Chapitre 3 MÉTHODOLOGIE

Introduction

Après m’être dotée d’un cadre théorique aussi pertinent que celui de Bourdieu pour étudier le champ religieux brésilien et les changements qui le traversent, il sera essentiellement question, dans ce chapitre, de la méthodologie utilisée dans ce mémoire.

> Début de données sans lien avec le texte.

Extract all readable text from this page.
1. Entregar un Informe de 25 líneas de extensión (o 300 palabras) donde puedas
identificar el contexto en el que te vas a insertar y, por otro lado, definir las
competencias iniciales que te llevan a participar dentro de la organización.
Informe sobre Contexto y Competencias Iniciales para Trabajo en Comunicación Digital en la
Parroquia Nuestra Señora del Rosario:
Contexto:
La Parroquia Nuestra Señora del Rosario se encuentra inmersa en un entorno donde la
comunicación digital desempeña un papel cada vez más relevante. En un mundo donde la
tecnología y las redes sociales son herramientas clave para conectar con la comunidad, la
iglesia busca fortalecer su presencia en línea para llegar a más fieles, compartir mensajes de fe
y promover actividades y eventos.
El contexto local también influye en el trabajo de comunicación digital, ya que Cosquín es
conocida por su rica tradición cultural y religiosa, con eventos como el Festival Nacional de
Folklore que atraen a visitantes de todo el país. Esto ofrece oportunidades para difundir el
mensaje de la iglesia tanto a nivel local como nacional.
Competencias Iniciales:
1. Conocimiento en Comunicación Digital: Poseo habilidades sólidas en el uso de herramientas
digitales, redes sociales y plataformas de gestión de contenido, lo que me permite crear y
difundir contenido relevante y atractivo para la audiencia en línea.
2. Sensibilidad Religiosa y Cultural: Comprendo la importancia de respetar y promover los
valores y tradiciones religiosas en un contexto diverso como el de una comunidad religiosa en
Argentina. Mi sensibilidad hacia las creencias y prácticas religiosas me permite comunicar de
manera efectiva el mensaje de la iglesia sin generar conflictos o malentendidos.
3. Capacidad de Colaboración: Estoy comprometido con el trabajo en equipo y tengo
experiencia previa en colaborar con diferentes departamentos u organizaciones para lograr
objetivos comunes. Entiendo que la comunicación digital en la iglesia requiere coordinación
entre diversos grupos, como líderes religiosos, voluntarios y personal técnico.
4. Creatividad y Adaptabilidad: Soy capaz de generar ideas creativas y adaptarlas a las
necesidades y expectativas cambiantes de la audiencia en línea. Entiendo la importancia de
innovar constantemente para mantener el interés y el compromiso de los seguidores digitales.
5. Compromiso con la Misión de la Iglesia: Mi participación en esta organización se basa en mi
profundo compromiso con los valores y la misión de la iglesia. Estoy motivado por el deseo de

Tout d’abord, au sous-chapitre 3.1, je présenterai la question de recherche et l’orientation méthodologique de ce mémoire. Puis, au sous-chapitre 3.2, j’exposerai différents éléments concernant la collecte des données, notamment la période du terrain et les particularités de celui-ci, les divers groupes où étaient impliqués les agents rencontrés, quelques difficultés qui se sont présentées lors du terrain ainsi que les diverses techniques de collecte de données utilisées. Au sous-chapitre 3.3 je présenterai l’analyse des données collectées, ainsi que certaines caractéristiques des personnes m'ayant accordé une entrevue. Finalement, au sous-chapitre 3.4, j’évoquerai certaines préoccupations d’ordre éthique qui m’auront accompagnée tout au long de mon terrain mais aussi, tout au long de mon mémoire.